Codex・Claude Code・Cursor・VS Code・Claude Desktopで見え方が違う理由
handshaking with MCP server failed: connection closed: initialize response — Codex Issues #6020(参考)

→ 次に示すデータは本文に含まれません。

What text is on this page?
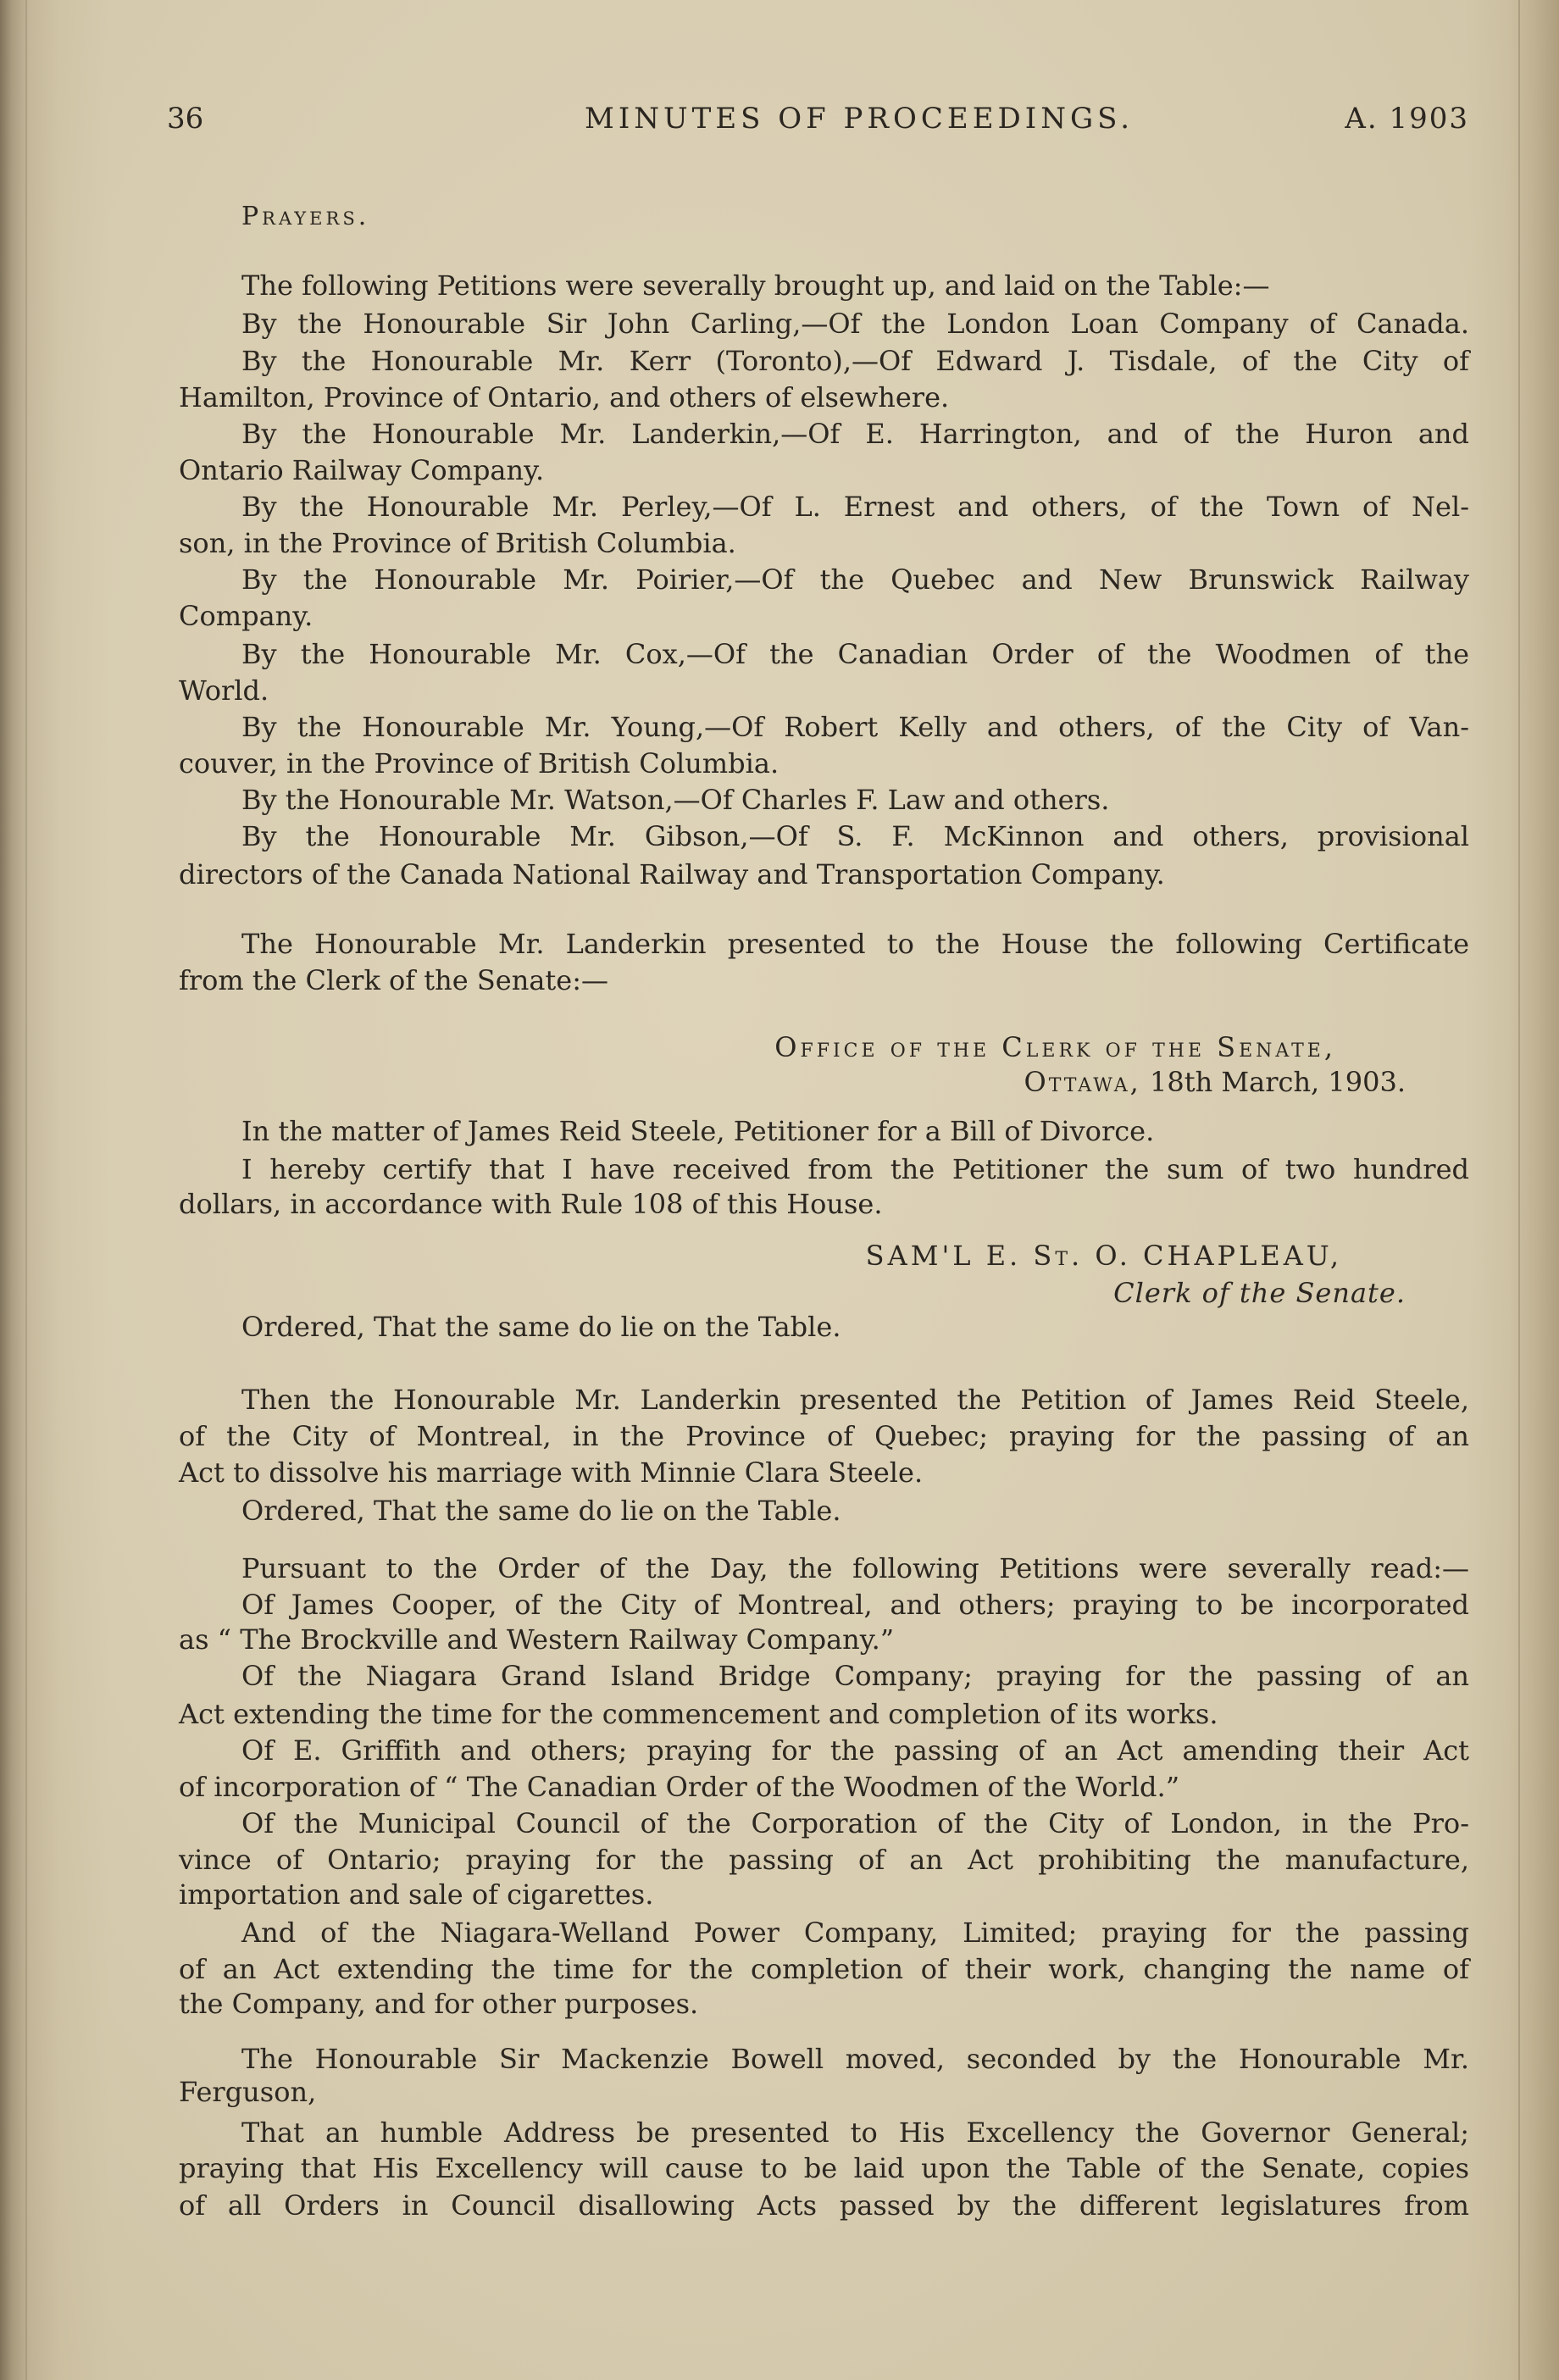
36	MINUTES OF PROCEEDINGS.	A. 1903
Prayers.
The following Petitions were severally brought up, and laid on the Table:—
By the Honourable Sir John Carling,—Of the London Loan Company of Canada.
By the Honourable Mr. Kerr (Toronto),—Of Edward J. Tisdale, of the City of
Hamilton, Province of Ontario, and others of elsewhere.
By the Honourable Mr. Landerkin,—Of E. Harrington, and of the Huron and
Ontario Railway Company.
By the Honourable Mr. Perley,—Of L. Ernest and others, of the Town of Nel-
son, in the Province of British Columbia.
By the Honourable Mr. Poirier,—Of the Quebec and New Brunswick Railway
Company.
By the Honourable Mr. Cox,—Of the Canadian Order of the Woodmen of the
World.
By the Honourable Mr. Young,—Of Robert Kelly and others, of the City of Van-
couver, in the Province of British Columbia.
By the Honourable Mr. Watson,—Of Charles F. Law and others.
By the Honourable Mr. Gibson,—Of S. F. McKinnon and others, provisional
directors of the Canada National Railway and Transportation Company.
The Honourable Mr. Landerkin presented to the House the following Certificate
from the Clerk of the Senate:—
Office of the Clerk of the Senate,
Ottawa, 18th March, 1903.
In the matter of James Reid Steele, Petitioner for a Bill of Divorce.
I hereby certify that I have received from the Petitioner the sum of two hundred
dollars, in accordance with Rule 108 of this House.
SAM'L E. St. O. CHAPLEAU,
Clerk of the Senate.
Ordered, That the same do lie on the Table.
Then the Honourable Mr. Landerkin presented the Petition of James Reid Steele,
of the City of Montreal, in the Province of Quebec; praying for the passing of an
Act to dissolve his marriage with Minnie Clara Steele.
Ordered, That the same do lie on the Table.
Pursuant to the Order of the Day, the following Petitions were severally read:—
Of James Cooper, of the City of Montreal, and others; praying to be incorporated
as “ The Brockville and Western Railway Company.”
Of the Niagara Grand Island Bridge Company; praying for the passing of an
Act extending the time for the commencement and completion of its works.
Of E. Griffith and others; praying for the passing of an Act amending their Act
of incorporation of “ The Canadian Order of the Woodmen of the World.”
Of the Municipal Council of the Corporation of the City of London, in the Pro-
vince of Ontario; praying for the passing of an Act prohibiting the manufacture,
importation and sale of cigarettes.
And of the Niagara-Welland Power Company, Limited; praying for the passing
of an Act extending the time for the completion of their work, changing the name of
the Company, and for other purposes.
The Honourable Sir Mackenzie Bowell moved, seconded by the Honourable Mr.
Ferguson,
That an humble Address be presented to His Excellency the Governor General;
praying that His Excellency will cause to be laid upon the Table of the Senate, copies
of all Orders in Council disallowing Acts passed by the different legislatures from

ツールごとの見え方の違いを把握しておくと、切り分けがしやすくなります。
Codex・Claude Code・Cursor・VS Code・Claude Desktopでの見え方
同じ障害でも、ツールによって画面上の言葉はまったく違います。
- Codexは「startup incomplete」や「failed to start」
- Claude Codeは接続パネルで「failed」
- CursorはツールバーやMCP欄が「Loading tools」のまま進まない
- VS CodeはChatビューにエラーが出る
- Claude Desktopではコネクタのアイコンそのものが表示されない
文言は別物ですが、起きていることは一つで、すべてinitializeの往復が完了していない同じ状態を指しています。
表示が違っても確認すべき場所は共通
ここで注意したいのは、表示文言の違いに引きずられて「これは自分の使っているツール固有の不具合だ」と決めつけてしまうことです。実際にはinitializeが完了していないという原因が共通しているため、調べる場所と直し方も共通します。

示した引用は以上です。